Het belang van deze bijeenkomsten is volgens de geïnterviewden alleen maar toegenomen, of zoals Rita het uitdrukt: ‘De uitbraak van de coronapandemie maakt dat wij in een nieuwe wereld terecht zijn gekomen. Veel mensen hebben van dichtbij meegemaakt hoe nodig het is dat we over de laatste fase nadenken. Het thema levenseinde kreeg een nieuwe dimensie erbij. Het bespreken van al deze dimensies blijft naar mijn mening van eminent belang voor onze ouderen. Te allen tijde.’
Deze nieuwe dimensie komt bijvoorbeeld tot uitdrukking in de stijging van het aantal vragen over begraven worden in Nederland. Ineens was het niet meer mogelijk om familieleden te begraven in het land van herkomst en daarmee ontstond voor zowel Turkse als Marokkaanse families een nieuwe situatie. Marzouka: ‘Sommige mensen zijn bang om in Nederland begraven te worden als hen nu iets overkomt. Al weet men dat je ook hier grafrechten kunt kopen, toch zijn mensen er niet gerust op, want wie garandeert jou dat men het graf ongeschonden laat? Terwijl het idee dat in Marokko de graven niet geruimd worden ook niet altijd klopt. Ook daar worden in de grote steden graven na 40 jaar geruimd.’ De nieuwe vragen leiden gelukkig ook tot nieuwe initiatieven. Ook op dit gebied, want inmiddels is het ook in Nederland mogelijk om op Islamitische wijze te worden begraven met eeuwige grafrechten.
Nieuwe of oude inzichten?
Alle geïnterviewden zijn van mening dat de coronacrisis veel zaken aan het licht heeft gebracht of duidelijker zijn geworden dan daarvoor het geval was. Rita is van mening dat al aanwezige kennis en/of religieuze inzichten onder deze omstandigheden meer betekenis krijgen. Het laat volgens haar zien dat sommige hindoe gebruiken en rituelen nog niet zo gek zijn. Het is mooi om te zien dat die nu worden overgenomen, en dat mensen nu gewend raken om elkaar te begroeten zonder dat lijfelijk contact is, zoals in het hindoeïsme. ‘Het niet meer geven van een hand of 3 kusjes is een vorm van social distancing die de overheid nu nota bene voorschrijft’.

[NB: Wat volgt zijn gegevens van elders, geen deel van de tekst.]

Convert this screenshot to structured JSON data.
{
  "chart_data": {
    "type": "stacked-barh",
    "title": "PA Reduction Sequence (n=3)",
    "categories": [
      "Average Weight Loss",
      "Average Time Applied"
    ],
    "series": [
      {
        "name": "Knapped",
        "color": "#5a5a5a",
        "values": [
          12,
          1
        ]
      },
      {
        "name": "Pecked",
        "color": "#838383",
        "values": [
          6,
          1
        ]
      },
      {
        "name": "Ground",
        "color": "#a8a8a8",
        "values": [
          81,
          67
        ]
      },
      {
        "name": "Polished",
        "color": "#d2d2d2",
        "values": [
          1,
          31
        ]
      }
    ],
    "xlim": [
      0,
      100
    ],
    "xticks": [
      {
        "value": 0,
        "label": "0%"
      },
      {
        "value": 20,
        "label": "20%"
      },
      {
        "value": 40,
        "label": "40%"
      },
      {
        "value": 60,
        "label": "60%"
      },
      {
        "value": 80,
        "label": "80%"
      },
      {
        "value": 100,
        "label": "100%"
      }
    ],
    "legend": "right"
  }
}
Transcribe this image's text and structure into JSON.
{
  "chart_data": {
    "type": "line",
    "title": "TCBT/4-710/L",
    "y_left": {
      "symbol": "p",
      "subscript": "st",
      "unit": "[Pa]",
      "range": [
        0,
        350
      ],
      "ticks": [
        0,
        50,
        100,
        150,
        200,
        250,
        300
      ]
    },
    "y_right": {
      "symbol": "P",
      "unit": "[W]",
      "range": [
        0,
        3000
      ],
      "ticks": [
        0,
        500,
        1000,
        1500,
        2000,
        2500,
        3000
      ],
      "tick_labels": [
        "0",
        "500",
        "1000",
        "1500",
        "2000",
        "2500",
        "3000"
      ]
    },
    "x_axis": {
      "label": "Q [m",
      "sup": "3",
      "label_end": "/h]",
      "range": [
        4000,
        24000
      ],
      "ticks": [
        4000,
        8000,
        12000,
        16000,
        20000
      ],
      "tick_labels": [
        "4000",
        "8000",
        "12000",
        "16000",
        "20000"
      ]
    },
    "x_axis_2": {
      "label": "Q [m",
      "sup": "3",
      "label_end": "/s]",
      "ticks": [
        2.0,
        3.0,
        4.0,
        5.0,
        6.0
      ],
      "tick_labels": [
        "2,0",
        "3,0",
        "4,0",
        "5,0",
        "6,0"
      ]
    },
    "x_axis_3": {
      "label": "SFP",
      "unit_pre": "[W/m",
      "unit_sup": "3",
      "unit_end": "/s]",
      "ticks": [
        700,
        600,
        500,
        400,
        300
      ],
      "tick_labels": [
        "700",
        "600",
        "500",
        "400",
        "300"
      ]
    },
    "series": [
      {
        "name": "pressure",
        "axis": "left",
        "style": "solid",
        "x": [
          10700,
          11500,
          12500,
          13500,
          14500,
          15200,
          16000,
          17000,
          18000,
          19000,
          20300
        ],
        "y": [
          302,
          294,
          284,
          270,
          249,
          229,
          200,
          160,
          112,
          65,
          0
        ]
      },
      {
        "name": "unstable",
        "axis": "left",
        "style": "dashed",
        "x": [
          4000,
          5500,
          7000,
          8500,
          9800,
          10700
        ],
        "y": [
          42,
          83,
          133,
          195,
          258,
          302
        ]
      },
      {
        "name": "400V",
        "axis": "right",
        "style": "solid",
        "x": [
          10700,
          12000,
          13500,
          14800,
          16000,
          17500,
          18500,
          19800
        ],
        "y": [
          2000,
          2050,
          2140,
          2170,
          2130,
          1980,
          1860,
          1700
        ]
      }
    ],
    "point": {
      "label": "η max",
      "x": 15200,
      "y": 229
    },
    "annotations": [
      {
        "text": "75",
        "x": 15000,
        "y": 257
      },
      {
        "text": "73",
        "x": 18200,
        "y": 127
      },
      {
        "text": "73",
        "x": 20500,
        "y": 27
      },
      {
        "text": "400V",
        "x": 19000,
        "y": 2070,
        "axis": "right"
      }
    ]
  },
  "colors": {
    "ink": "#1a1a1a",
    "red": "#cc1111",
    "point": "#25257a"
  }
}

Ook zijn we volgens haar het belang van het naar elkaar omzien en de verantwoordelijkheid voor, en het daadwerkelijk bieden van zorg aan elkaar, meer gaan waarderen. ‘Niet alleen de kracht van de traditie is terug, we hebben geleerd dat het geheel aan professionals overlaten van de zorg voor onze ouderen niet de ideale oplossing is. Je hebt hoe dan ook de mantelzorgers nodig’, aldus Rita.

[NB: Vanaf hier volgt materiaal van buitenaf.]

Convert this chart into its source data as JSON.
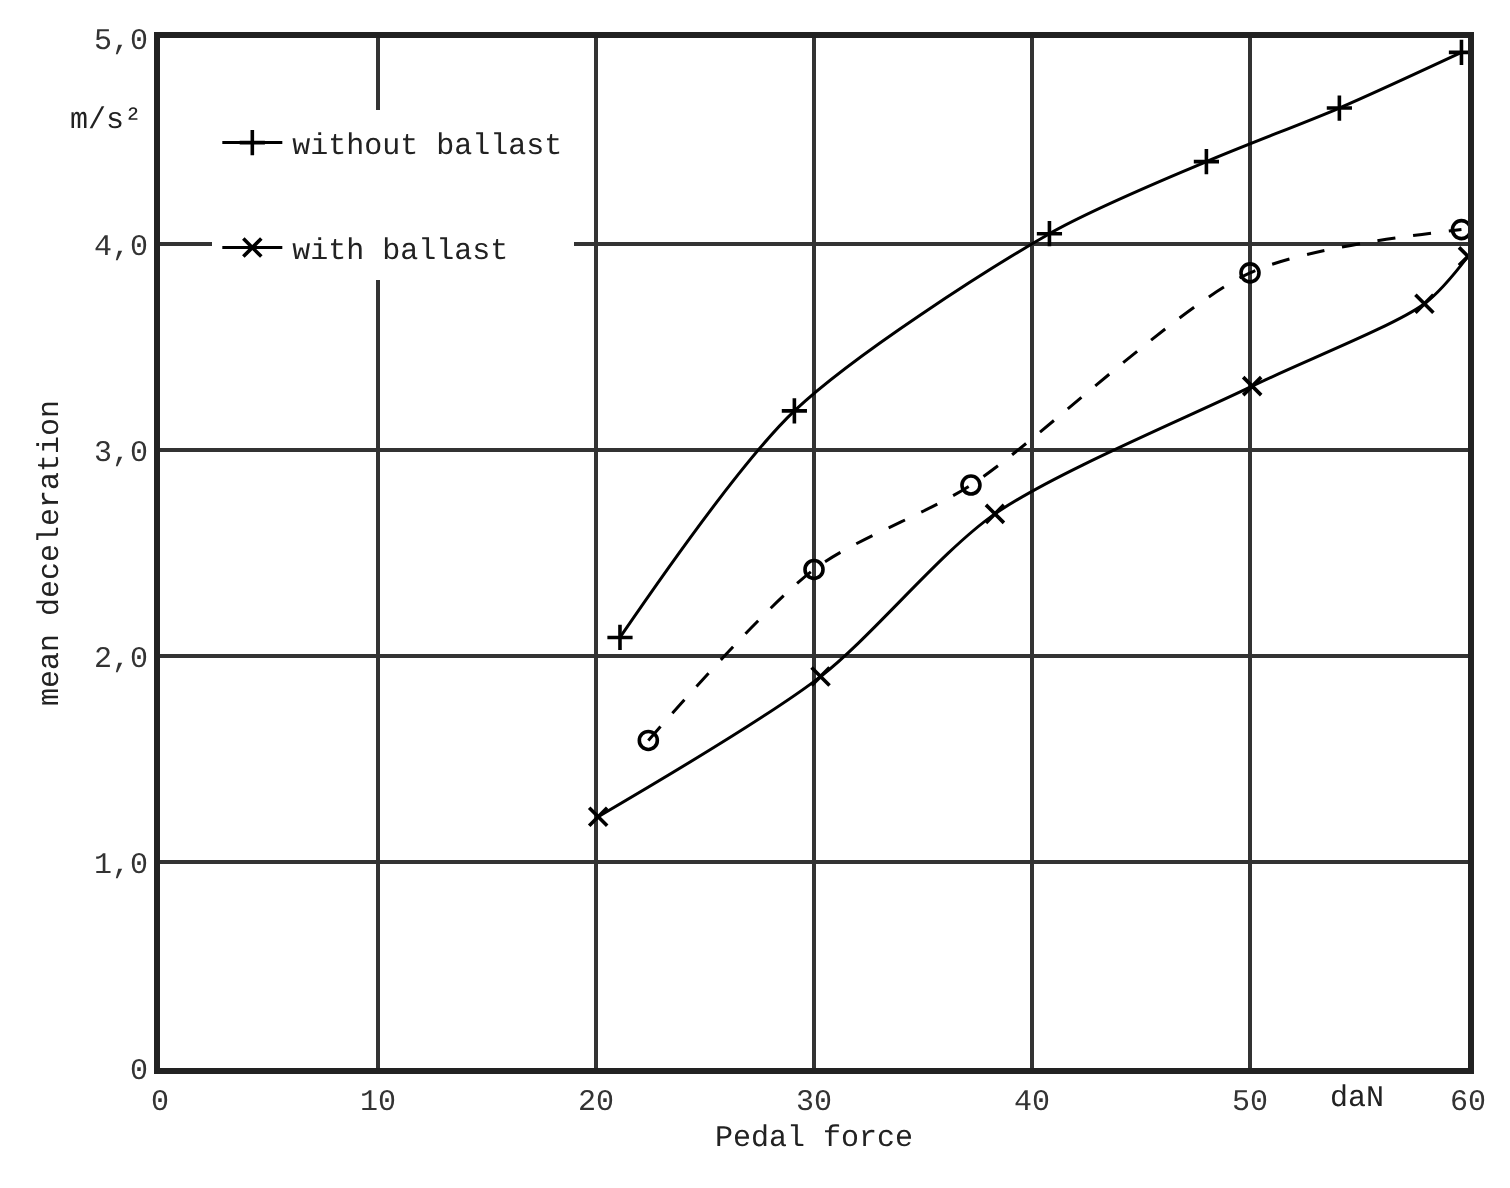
{
  "chart_data": {
    "type": "line",
    "xlabel": "Pedal force",
    "ylabel": "mean deceleration",
    "annotations": [
      "m/s²",
      "daN"
    ],
    "xlim": [
      0,
      60
    ],
    "xticks": [
      0,
      10,
      20,
      30,
      40,
      50,
      60
    ],
    "ylim": [
      0,
      5
    ],
    "yticks": [
      0,
      {
        "value": 1,
        "label": "1,0"
      },
      {
        "value": 2,
        "label": "2,0"
      },
      {
        "value": 3,
        "label": "3,0"
      },
      {
        "value": 4,
        "label": "4,0"
      },
      {
        "value": 5,
        "label": "5,0"
      }
    ],
    "grid": true,
    "legend": "top left",
    "series": [
      {
        "name": "without ballast",
        "color": "#000000",
        "marker": "cross",
        "line_style": "solid",
        "x": [
          21.1,
          29.1,
          40.8,
          48.0,
          54.1,
          59.7
        ],
        "values": [
          2.09,
          3.19,
          4.05,
          4.4,
          4.66,
          4.93
        ]
      },
      {
        "name": "with ballast",
        "color": "#000000",
        "marker": "x",
        "line_style": "solid",
        "x": [
          20.1,
          30.3,
          38.3,
          50.1,
          58.0,
          60.0
        ],
        "values": [
          1.22,
          1.9,
          2.69,
          3.31,
          3.71,
          3.94
        ]
      },
      {
        "color": "#000000",
        "marker": "circle",
        "line_style": "dashed",
        "x": [
          22.4,
          30.0,
          37.2,
          50.0,
          59.7
        ],
        "values": [
          1.59,
          2.42,
          2.83,
          3.86,
          4.07
        ]
      }
    ]
  }
}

Marzouka roept dan ook op om meer verantwoordelijkheid voor elkaar te nemen: ‘De afgelopen periode heeft ons geleerd dat we niet zonder elkaar kunnen. Tot dan toe veelal onzichtbare armoede is zichtbaar geworden en hulp bieden is noodzakelijk geworden. We moeten naar elkaar om blijven kijken. Iedereen heeft geproefd wat eenzaamheid is’.